Par François Boillat-Madfouny, étudiant à la maîtrise en droit criminel à la Faculté de droit de l’Université de Montréal

Note : Les propos de l’auteur lui sont personnels et ne reflètent pas nécessairement l’opinion de son employeur ou des organismes auxquels il est associé.

Véganisme. Le mot s’entend de plus en plus, et non sans raison. Depuis quelque temps, l’on semble devenir de plus en plus sensibles au traitement réservé aux animaux et à l’opportunité d’éliminer de nos régimes les produits animaliers, que ce soit la viande ou les produits dérivés de l’élevage. Plus encore, cette conscientisation semble augmenter dans le contexte des changements climatiques, du fait que la consommation de produits animaliers aurait non seulement des impacts non négligeables sur notre santé mais également un coût écologique plus important que nous le réalisions.

Bref, que ce soit d’un point de vue antispéciste, écologique ou alimentaire, le véganisme prend une place de plus en plus importante dans notre société.

Tout comme le militantisme végane.

Par exemple, la France a récemment vécu ce que certains qualifieraient de « radicalisation » du militantisme végane.
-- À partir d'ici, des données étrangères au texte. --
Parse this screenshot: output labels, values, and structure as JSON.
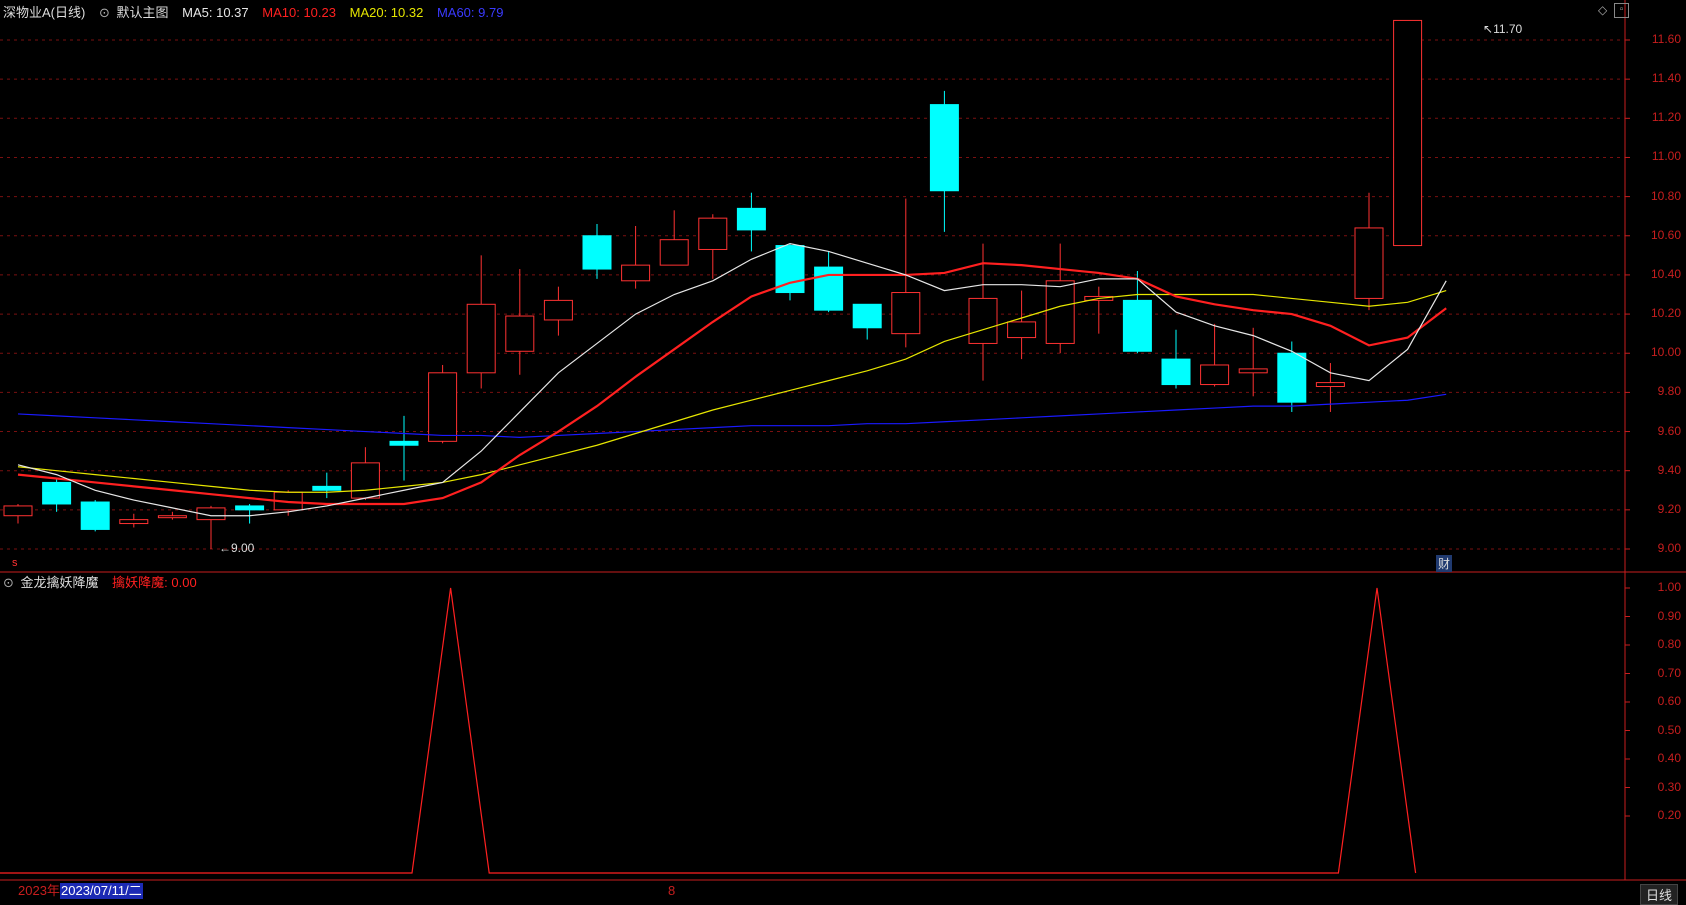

De nombreuses porcheries et boucheries partout au pays auraient été occupées et saccagées par des militants revendiquant l’antispécisme et la libération animale [1]. Au Québec, en décembre dernier, le Groupe Direct Action Everywhere s’est fait connaître lorsqu’il a été rapporté par les médias que certains de leurs membres auraient pénétré dans une porcherie à Saint-Hyacinthe et se seraient « durant près de sept heures, […] vêtus de masques et de combinaisons, […] installés par terre, devant une centaine de porcs en cage individuelle, pour tenter d’exposer le mauvais traitement qu’on leur réserve » [2].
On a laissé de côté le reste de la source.